Il ne se passe pas un mois, voire parfois même une semaine, sans que le puzzle d’une création ne doive être réassemblé avec d’autres pièces. Ainsi, c’est le cas de On purge bébé. Notre MM Ambassador Stéphane Degout doit malheureusement annuler sa participation à cette création pour des raisons personnelles. À quelques mois de la première, nous avons heureusement pu trouver rapidement un digne remplaçant : Monsieur Follavoine sera incarné par Jean-Sébastien Bou, qui s’était déjà produit à la Monnaie dans le rôle de Don Giovanni. D’un bon père de famille à un autre...
On purge bébé sera l’opéra numéro 8,5 de Philippe Boesmans à la Monnaie. Il couronne une collaboration artistique de presque quarante ans. En voici un aperçu.
#1 La Passion de Gilles
C’est un ancien directeur de la Monnaie, Gerard Mortier, qui pose la première pierre de la carrière lyrique de Philippe Boesmans. Il fait appel à lui au début des années 1980 pour La Passion de Gilles (1983).
L’opéra, basé sur l’histoire du « Barbe-Bleue français » Gilles de Rais, est joué neuf fois à guichets fermés, avant qu’il ne soit décidé, à l’improviste, d’ajouter une représentation. L’intérêt pour cette dernière est si grand que le public occupe même les escaliers latéraux – fait inédit pour une nouvelle création.
#1,5 L’incoronazione di Poppea
En 1989, la Monnaie présente une nouvelle production de L’incoronazione di Poppea. De cet opéra inachevé de Monteverdi, seuls les passages chantés ont survécu, ainsi que des notes brutes qui donnent une idée de l’harmonie. La Monnaie demande à Philippe Boesmans d’en réaliser une nouvelle adaptation et une nouvelle orchestration, qui se distingueront par leurs accents modernes dans un style baroque. Le clavecin est même doublé par des sons provenant de synthétiseurs.
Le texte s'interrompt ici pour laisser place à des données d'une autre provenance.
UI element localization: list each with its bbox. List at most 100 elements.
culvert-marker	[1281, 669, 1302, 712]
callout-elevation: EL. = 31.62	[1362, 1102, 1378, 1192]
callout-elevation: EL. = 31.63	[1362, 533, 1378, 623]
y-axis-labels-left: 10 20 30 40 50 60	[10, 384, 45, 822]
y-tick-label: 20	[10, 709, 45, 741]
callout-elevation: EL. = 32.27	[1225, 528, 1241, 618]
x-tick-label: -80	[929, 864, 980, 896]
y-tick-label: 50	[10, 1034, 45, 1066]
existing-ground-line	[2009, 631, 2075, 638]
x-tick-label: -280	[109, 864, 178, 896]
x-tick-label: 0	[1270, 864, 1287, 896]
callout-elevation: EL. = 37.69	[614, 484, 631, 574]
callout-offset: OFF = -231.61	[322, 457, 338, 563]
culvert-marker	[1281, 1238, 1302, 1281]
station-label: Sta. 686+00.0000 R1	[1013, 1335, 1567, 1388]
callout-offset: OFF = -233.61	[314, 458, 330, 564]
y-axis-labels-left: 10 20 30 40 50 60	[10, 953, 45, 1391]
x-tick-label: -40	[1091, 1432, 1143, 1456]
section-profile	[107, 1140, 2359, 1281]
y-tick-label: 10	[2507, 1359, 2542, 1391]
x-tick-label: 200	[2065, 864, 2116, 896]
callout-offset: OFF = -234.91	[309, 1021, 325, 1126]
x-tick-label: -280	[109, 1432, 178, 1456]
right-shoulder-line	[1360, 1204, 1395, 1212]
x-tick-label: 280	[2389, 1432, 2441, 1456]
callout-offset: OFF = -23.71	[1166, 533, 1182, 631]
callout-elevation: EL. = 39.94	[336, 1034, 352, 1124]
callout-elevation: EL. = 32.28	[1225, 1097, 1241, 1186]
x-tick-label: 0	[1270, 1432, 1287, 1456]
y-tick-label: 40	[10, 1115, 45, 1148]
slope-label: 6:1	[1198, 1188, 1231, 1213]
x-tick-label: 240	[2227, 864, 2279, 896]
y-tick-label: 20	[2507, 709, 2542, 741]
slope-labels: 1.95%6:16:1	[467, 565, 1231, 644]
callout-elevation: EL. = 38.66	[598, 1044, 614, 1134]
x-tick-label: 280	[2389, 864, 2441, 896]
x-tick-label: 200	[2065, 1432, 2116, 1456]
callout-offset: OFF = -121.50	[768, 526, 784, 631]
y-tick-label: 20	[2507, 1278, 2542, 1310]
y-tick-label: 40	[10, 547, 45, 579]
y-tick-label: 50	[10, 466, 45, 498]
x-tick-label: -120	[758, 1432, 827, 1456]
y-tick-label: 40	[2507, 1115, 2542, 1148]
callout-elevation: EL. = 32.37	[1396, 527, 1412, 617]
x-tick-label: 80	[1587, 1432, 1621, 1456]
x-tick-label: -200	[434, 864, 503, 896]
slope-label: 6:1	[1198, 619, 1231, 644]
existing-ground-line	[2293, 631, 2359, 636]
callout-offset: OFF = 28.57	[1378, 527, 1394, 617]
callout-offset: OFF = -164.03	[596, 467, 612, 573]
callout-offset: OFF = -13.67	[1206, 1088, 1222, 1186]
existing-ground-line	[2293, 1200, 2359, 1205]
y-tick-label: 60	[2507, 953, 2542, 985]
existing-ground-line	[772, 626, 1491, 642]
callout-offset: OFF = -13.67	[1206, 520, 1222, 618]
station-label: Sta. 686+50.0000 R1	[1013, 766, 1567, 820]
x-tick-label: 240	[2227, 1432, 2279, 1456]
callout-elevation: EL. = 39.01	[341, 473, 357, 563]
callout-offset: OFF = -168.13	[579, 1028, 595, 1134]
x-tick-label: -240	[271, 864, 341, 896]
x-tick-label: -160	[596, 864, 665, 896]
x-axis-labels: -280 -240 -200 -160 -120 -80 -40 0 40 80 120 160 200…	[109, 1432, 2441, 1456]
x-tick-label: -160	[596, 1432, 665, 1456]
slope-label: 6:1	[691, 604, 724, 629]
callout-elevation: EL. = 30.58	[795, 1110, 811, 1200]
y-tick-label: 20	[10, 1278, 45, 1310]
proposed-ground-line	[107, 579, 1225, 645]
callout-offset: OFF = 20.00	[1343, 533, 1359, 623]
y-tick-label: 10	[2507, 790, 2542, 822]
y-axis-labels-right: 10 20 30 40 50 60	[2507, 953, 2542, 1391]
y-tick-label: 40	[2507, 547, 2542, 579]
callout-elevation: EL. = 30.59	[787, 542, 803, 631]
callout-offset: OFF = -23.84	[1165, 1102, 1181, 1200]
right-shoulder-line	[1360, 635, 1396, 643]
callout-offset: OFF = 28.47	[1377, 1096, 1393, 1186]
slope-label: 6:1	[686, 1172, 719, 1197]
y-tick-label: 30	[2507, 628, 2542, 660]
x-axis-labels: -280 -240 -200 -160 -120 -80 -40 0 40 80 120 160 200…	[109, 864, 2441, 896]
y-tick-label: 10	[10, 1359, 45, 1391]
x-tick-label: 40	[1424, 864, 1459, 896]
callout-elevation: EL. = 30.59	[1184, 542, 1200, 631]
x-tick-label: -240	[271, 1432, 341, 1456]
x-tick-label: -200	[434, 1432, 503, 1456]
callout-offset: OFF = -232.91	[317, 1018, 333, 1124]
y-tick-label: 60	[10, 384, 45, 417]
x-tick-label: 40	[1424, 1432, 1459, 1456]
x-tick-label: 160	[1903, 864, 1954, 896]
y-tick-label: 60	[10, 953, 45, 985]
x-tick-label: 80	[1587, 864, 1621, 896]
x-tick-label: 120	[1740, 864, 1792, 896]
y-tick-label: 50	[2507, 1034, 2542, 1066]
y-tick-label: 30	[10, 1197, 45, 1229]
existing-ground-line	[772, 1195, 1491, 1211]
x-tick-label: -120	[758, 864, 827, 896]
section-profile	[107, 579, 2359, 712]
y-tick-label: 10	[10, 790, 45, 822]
Le travail sur Poppea aura une influence profonde sur l’écriture de Boesmans : « J’ai beaucoup appris de Monteverdi, notamment le fait que chaque personnage a un profil vocal distinct, avec ses propres intervalles. » Il marque également le début d’une série de collaborations avec le metteur en scène-librettiste Luc Bondy, le Da Ponte de Boesmans.
#2,5 Reigen
La collaboration avec Luc Bondy se poursuit d’abord avec Reigen (1993), une adaptation de la pièce éponyme d’Arthur Schnitzler. L’histoire est une grande chaîne d’amour : la prostituée aime le soldat qui se languit de la femme de chambre, laquelle s’est entichée du jeune homme qui n’a d’yeux que pour la jeune épouse amoureuse de son mari, tandis que ce dernier est sous le charme d’une jeune dépravée elle-même éprise du poète, amant de l’actrice qui entretient une liaison avec le comte, lequel se réveille un beau matin aux côtés de la prostituée. Selon Boesmans, l’atmosphère érotique permanente de cet opéra aurait été à l’origine d’un baby-boom au sein du personnel de la Monnaie. Cela reste à vérifier, mais ce dont nous sommes sûrs, c’est que la pièce est devenue l’un de ses plus grands succès. Elle est encore reprise de nos jours, notamment dans la réduction pour orchestre de chambre réalisée par Fabrizio Cassol.